Round about this time of the year, Steph and Tom email me asking me if anything interests me in Huddersfield Contemporary Music Festival's programme. Well, of course it does.

I met Steph almost thirty years ago, when I was a research assistant and she, a lecturer in Educational Research, had the office opposite. I have a bit of a crush on both of them and secretly want to be their friends. I love their parties, from the moment when I open the invite--always handwritten, always by post--a bit ashamed that I'm so delighted to receive it. They took me out last year during HCMF to a Lebanese restuarant and paid for the whole thing and the pint afterwards, knowing I was very hard up.

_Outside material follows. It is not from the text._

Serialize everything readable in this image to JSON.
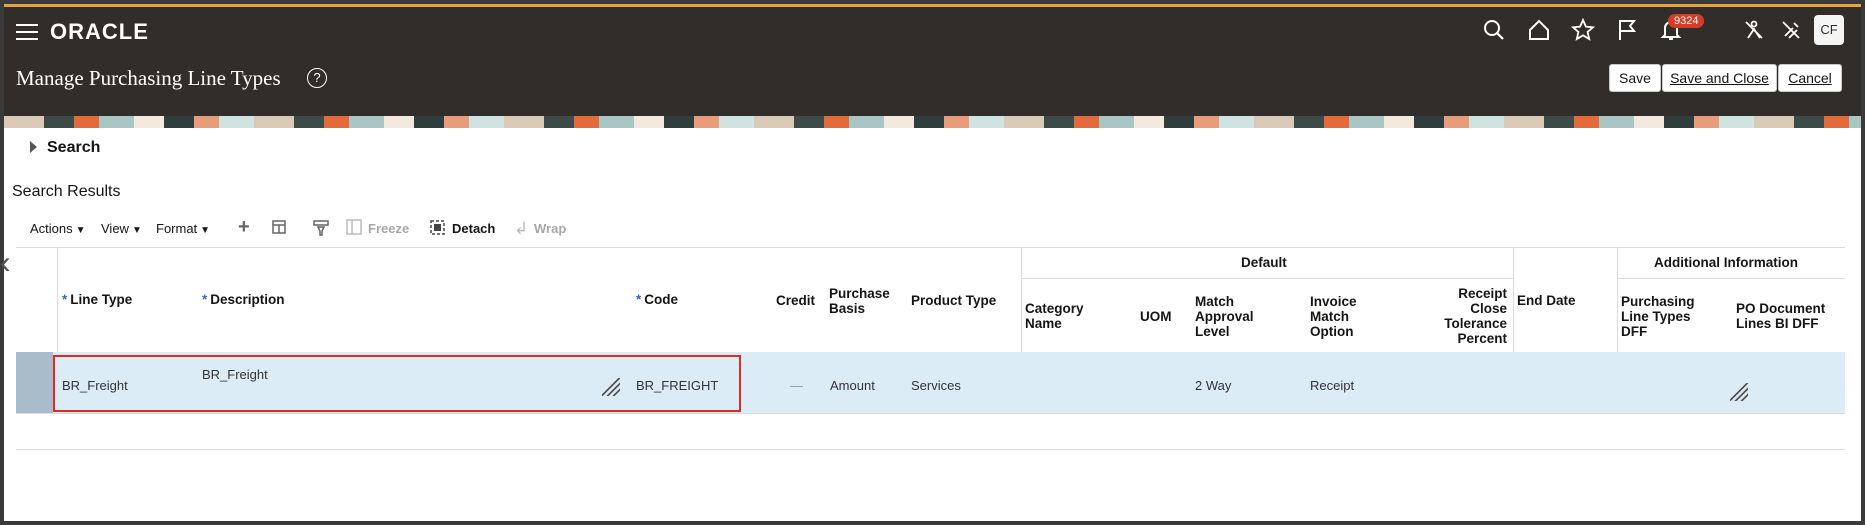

With sophisticated manners they created an evening in which we all wordlessly refused turning my poverty and their graciousness into a relation of largesse and gratitude.

I've volunteered at HCMF for more than ten years. The hardness of the contemporary music scene becomes more obvious as one becomes less tolerant or more aware of it. I use the word "hardness" to suggest two things: the rigidity of its social hierarchies, and the coldness of its social life. Every year I go there (fourteenth year now) I am newly made aware of this hardness.

As a volunteer, I have stood in black with my tray of chilled wine in receptions for the Danish cultural attaché, sat doing the box office at a table in the draughtiest bit of St Paul's Church, or, my least glamorous gig--although the one in which I heard the music best--stood outside a toilet to tell people not to flush it lest it disturb a piece by Bent Sørensen.

In all of these, and during all the rest of the festival, I, like the other volunteers, was like glass to the salariat of HCMF. Once the music stops, and you've done your job, you're expected to fuck off with your own sort. It's not what I'm used to. In the subcultures I circulate in, unless you're a knob, which I am not, you're always invited, included, asked down the pub, and no-one gives a shit who you are or what your role in the evening was.

On this, and other evidence which would make this post too long, I conjectured this froideur might be functionally relevant to the production of contemporary music. I started a PhD to explore this before I exhausted a credit card for the fees and realised that I'm too selfish a person and a writer to argue for a point of view with the degree of patience required in a PhD.

So now, I just want to listen to the music and go down the pub afterwards with Steph and Tom.